実は俺はそのときが初めての国内線だった。

羽田にも行ったことがなかったので、そもそも羽田と成田の違いさえわかっていなかった。

とりあえず空港に着いたので、マダムに電話した。

「ああ、せんせー着いたのー?」

数分後にマダムのBMWが現れた。

車の中でマダムの説明を聞きながら、最初の家庭教師をこなした。

たしか半日くらいだったような気がする。

授業後に送迎車の中でマダムがこうおっしゃった。

「ついでにウチの子供の勉強も見てもらっていいかしら。」

もちろんです。

確か2~3時間だったと思うのだが、なんかちょっとお姉ちゃんになった感じがした。


その後、マダムに渋谷の焼き肉屋さんに連れて行っていただいて、事件は起こる。

なんとマダムとご令嬢二人、そして俺。

俺はさすがに遠慮があったので、少ししか食べなかったしビールも1本しか飲んでいない。


最後のお会計は誰が払うの?

ってことになるじゃん。

だって男は俺しかしなんだから。

今さっき頂いたありがたいお金を使わないいけないよね。

日本男児として。

あのくらいの量だったら7500円から9000円の間に収まるはずだ。


「マダム、お会計僕にさせてください。」

「いいって、いいって。先生は今からがんばって働いてね。」

「いや、僕が…」


「お会計8万3千円になります。」


…お前バカか?

なんでこれだけで8万3千円やねん。

8万3千ウオンの間違いじゃないのか?

俺の愛する近所のだるま食堂だったら、40人分やんけ。

さっきの牛が8万円?


皇居の中で飼ってたんか?われ?

皇族牛?

その金額を聞くやいなや、マダムが俺に

「せんせー、おごってくれるの?」と笑いながら言って来る。

「…無理でした。ごちそうさまです。

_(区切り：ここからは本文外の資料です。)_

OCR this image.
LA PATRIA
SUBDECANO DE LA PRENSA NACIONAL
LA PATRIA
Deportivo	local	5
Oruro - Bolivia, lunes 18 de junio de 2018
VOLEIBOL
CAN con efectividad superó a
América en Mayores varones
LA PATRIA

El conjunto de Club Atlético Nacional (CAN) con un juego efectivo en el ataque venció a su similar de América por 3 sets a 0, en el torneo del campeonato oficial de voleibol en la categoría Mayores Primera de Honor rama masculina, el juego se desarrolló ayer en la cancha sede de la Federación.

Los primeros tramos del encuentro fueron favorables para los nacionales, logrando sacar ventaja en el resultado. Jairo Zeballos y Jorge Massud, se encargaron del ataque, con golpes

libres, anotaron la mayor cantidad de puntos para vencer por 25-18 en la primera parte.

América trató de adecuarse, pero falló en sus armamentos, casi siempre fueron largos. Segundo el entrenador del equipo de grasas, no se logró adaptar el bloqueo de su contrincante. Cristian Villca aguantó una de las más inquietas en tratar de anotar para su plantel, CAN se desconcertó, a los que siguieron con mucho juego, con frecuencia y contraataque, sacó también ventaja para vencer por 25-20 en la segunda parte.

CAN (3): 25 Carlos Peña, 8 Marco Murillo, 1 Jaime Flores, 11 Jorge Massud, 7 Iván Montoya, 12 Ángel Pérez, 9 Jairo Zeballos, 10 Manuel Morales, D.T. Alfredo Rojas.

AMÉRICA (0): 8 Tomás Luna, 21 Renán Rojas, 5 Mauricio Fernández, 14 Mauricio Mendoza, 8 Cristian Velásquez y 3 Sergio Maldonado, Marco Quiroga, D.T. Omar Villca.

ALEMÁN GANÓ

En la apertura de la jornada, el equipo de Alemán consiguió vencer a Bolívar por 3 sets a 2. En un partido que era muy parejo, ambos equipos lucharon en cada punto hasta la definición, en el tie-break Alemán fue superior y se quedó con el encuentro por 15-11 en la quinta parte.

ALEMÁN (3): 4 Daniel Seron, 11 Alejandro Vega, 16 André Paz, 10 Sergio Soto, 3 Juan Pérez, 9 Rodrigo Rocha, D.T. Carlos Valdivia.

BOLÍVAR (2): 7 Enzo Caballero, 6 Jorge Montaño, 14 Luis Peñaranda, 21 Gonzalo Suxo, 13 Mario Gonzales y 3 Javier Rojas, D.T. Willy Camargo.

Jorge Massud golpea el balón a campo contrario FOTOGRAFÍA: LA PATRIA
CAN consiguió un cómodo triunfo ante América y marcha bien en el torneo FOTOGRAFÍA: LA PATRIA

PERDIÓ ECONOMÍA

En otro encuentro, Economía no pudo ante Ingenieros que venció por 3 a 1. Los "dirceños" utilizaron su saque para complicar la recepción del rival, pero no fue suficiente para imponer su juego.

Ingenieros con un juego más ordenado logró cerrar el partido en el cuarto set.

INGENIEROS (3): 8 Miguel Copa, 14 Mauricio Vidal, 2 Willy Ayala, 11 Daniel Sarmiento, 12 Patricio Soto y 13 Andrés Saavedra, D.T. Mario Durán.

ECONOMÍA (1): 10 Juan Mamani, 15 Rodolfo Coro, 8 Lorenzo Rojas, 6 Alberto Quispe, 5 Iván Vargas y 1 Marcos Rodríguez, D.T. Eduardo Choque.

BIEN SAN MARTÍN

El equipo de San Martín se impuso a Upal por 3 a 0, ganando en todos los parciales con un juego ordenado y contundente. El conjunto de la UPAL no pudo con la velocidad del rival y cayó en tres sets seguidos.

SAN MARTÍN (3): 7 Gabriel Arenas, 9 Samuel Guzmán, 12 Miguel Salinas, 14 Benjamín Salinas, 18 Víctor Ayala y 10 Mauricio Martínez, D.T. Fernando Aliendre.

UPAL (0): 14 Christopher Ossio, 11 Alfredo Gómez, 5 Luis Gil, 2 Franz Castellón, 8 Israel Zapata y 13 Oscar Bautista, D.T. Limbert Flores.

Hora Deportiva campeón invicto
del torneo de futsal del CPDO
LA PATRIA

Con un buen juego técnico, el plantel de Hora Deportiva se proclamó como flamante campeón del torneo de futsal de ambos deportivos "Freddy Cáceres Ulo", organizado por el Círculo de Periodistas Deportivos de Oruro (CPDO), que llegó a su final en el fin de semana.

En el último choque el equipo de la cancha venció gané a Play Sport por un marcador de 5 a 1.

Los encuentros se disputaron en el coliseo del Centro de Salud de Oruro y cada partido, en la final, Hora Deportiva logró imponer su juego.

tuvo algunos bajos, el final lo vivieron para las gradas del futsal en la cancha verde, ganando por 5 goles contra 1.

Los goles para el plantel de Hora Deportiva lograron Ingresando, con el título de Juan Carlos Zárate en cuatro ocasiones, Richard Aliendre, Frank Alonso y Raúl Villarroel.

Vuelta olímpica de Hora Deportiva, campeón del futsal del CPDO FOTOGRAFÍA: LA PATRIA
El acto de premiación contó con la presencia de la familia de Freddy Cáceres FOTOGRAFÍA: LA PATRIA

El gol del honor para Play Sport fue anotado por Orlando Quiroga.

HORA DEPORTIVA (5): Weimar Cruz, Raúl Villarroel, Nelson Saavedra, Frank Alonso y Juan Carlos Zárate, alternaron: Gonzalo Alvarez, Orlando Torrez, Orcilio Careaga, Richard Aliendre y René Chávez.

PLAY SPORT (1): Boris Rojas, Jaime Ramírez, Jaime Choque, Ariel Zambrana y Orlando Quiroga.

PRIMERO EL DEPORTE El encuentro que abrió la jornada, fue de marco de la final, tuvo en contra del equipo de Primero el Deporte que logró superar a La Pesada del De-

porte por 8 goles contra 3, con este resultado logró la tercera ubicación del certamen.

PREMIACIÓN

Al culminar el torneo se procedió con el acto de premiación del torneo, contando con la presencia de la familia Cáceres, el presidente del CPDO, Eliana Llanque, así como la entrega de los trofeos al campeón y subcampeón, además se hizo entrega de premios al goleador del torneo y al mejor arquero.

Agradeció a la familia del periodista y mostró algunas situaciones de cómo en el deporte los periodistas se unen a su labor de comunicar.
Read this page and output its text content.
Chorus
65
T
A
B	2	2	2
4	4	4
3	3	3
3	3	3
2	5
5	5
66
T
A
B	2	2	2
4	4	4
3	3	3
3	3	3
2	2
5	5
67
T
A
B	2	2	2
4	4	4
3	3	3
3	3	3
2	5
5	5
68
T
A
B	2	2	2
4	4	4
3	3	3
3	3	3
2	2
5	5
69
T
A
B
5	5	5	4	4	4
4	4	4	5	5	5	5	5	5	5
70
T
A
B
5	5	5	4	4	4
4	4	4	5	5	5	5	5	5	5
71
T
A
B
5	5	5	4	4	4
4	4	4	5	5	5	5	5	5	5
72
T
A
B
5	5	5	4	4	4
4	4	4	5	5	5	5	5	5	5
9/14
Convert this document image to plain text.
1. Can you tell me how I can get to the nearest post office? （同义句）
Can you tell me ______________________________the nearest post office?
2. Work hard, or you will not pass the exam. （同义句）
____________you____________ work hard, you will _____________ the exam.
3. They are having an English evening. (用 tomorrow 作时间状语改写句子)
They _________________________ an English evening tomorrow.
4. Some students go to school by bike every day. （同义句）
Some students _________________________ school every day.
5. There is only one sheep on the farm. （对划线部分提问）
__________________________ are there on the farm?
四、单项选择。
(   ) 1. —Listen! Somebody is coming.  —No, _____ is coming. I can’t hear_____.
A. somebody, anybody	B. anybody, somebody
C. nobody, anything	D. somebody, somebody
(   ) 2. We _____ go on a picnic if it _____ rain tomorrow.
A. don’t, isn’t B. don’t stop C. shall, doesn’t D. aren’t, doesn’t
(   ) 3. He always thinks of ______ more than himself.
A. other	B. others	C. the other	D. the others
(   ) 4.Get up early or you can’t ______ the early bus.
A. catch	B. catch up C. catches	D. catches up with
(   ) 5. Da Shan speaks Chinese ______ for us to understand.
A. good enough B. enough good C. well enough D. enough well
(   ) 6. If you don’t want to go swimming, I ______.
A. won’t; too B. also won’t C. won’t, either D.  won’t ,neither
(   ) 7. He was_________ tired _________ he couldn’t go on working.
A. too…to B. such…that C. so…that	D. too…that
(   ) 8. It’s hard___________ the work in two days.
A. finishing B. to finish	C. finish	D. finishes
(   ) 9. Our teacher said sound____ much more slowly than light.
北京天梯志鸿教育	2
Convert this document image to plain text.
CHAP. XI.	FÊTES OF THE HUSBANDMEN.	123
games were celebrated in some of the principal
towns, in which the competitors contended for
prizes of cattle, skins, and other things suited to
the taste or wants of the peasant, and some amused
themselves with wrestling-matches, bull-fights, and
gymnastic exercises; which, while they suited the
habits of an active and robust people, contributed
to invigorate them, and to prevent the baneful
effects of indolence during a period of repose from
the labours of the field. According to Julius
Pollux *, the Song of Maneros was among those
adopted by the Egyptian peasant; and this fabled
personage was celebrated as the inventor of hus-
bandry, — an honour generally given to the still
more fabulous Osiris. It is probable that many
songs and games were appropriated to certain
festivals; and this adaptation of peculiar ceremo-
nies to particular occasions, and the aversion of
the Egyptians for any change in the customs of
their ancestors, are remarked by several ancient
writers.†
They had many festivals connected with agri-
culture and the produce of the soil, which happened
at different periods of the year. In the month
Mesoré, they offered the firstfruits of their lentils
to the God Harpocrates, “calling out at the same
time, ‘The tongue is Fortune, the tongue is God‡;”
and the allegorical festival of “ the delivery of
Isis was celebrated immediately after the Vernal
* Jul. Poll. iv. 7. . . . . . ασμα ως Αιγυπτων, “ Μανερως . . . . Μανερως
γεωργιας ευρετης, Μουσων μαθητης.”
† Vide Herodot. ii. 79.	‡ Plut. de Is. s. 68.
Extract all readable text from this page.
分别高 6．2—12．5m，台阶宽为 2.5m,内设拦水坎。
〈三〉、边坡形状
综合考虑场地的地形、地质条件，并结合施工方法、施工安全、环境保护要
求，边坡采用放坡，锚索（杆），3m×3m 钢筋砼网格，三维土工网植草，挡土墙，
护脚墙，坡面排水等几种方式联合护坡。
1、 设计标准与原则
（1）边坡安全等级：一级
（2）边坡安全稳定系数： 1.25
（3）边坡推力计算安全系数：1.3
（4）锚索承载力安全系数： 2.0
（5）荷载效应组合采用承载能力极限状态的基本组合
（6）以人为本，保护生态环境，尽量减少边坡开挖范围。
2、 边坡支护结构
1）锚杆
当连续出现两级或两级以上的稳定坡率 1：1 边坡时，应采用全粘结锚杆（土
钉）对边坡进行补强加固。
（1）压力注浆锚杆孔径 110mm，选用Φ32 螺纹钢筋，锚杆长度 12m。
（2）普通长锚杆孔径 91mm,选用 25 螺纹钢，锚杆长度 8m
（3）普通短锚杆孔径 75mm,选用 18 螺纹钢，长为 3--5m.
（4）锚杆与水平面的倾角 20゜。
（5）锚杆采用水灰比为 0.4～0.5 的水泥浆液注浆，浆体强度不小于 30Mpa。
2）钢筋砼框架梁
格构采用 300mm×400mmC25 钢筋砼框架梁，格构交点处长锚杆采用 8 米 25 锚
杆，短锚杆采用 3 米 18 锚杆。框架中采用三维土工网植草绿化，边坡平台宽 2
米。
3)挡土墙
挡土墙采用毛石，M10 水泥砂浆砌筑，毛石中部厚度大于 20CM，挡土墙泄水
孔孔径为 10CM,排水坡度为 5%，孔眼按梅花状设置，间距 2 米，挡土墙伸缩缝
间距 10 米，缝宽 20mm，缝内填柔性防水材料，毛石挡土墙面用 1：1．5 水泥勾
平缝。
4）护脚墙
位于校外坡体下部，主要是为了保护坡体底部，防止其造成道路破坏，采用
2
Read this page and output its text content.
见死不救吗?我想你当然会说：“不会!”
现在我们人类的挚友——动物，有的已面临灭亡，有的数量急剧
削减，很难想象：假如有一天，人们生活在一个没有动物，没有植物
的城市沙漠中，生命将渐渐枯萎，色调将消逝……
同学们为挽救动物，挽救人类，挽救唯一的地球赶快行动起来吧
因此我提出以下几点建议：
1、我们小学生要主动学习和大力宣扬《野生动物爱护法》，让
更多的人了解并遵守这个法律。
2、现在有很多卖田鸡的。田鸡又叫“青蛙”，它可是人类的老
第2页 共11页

」


家庭教師代より高い焼き肉。

というよりも、おそるべし渋谷の焼き肉。

それから俺は山口に帰って、この焼き肉の話をことあるごとにして回った。

「おい、お前、渋谷の焼き肉屋さんの値段知ってる?」


あのときよりはリッチになった今も、渋谷の焼き肉屋には行っていない。

間違って入ってしまったら、俺は迷わずにキムチと白米だけ食べて帰るに違いない(でもおそらく1万円くらいしそう)。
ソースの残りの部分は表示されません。